Safety awareness campaign to reduce loss of life

Praying for safer festive season roads

National prayer day for road safety at Klipvalley Road in Soweto.
National prayer day for road safety at Klipvalley Road in Soweto.
Image: ANTONIO MUCHAVE

With the festive season fast approaching, stakeholders used yesterday’s national prayer day for road safety to call for adherence to road rules to minimise deaths.

Officials from the Johannesburg Metro Police Department (JMPD), Road Traffic Infringement Agency (RTIA) and interfaith leaders led prayers across the country.

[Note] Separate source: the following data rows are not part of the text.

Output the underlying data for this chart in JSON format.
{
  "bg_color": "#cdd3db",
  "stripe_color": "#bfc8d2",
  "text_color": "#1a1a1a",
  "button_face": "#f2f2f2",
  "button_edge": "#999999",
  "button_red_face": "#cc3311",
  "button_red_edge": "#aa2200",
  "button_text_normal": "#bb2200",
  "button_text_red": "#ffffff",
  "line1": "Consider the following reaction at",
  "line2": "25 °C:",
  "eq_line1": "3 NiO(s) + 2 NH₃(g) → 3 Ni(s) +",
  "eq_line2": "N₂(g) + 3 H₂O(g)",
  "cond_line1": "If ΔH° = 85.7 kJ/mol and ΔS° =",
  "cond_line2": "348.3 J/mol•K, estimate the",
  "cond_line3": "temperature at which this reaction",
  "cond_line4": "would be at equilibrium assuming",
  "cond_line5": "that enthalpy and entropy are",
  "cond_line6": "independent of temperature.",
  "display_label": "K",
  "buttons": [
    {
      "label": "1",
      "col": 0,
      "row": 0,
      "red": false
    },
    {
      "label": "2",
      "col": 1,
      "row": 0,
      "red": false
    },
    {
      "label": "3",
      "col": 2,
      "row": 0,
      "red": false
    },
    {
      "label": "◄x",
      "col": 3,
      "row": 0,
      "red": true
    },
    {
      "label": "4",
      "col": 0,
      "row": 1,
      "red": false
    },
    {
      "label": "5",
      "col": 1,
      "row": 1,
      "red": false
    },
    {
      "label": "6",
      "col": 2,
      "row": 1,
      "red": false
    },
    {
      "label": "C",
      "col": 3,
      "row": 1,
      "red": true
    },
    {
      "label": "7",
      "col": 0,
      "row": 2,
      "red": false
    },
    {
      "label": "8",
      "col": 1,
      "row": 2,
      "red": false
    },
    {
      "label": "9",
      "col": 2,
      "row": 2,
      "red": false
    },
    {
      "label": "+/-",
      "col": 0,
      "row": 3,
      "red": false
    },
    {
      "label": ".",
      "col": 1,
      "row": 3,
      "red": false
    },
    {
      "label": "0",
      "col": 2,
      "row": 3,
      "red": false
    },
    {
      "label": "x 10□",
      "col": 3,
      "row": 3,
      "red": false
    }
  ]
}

In Gauteng, the prayer, which was also to remember victims of road crashes, was held at Klipvalley Road, better known as “Killer Road”, in Orlando, Soweto, just behind Orlando Stadium. The road is among the accident hotspots of SA.

At least 14,000 people die on SA roads every year. This means 38 people die in crashes every day.

RTIA interfaith administrator Lefa Molise said they had begun educating road users about safety as the festive period approached.

“We are interested in educating our communities. That’s why we have started now. We are continuing to empower our people with education that when you are on the roads we must be able to share the road and change the behaviour in terms of destructive driving. We are calling on our people to be very careful.”

Molise said more lives are lost on the roads during the festive season, and this year they wanted to see that change.

“ We want to count less and lesser numbers of people [who die on the roads] as possible,” he said. 

Molise said RTIA’s sister agencies like the Road Traffic Management Corporation would help them identify accident hotspots throughout the country so that they could take their road safety education there.

Other events were held in the Free State, KwaZulu-Natal, Limpopo and Mpumalanga.

JMPD spokesperson Xolani Fihla said they wanted to reduce road fatalities over the festive season.

“As we are heading into the festive season we find that there is a lot of carnage on the roads, so we want to stop that because it is a real concern. We don’t want to keep losing our brothers, mothers, sisters and fathers due to accidents that can be avoided. We are here on the roads and we will continue enforcing [the law],” Fihla said.

“Our officers are constantly on the road. What we are going to do is have more operational plans because in the city of Joburg, when it comes to festive season operations, it is not only done through the JMPD but all the departments within public safety.”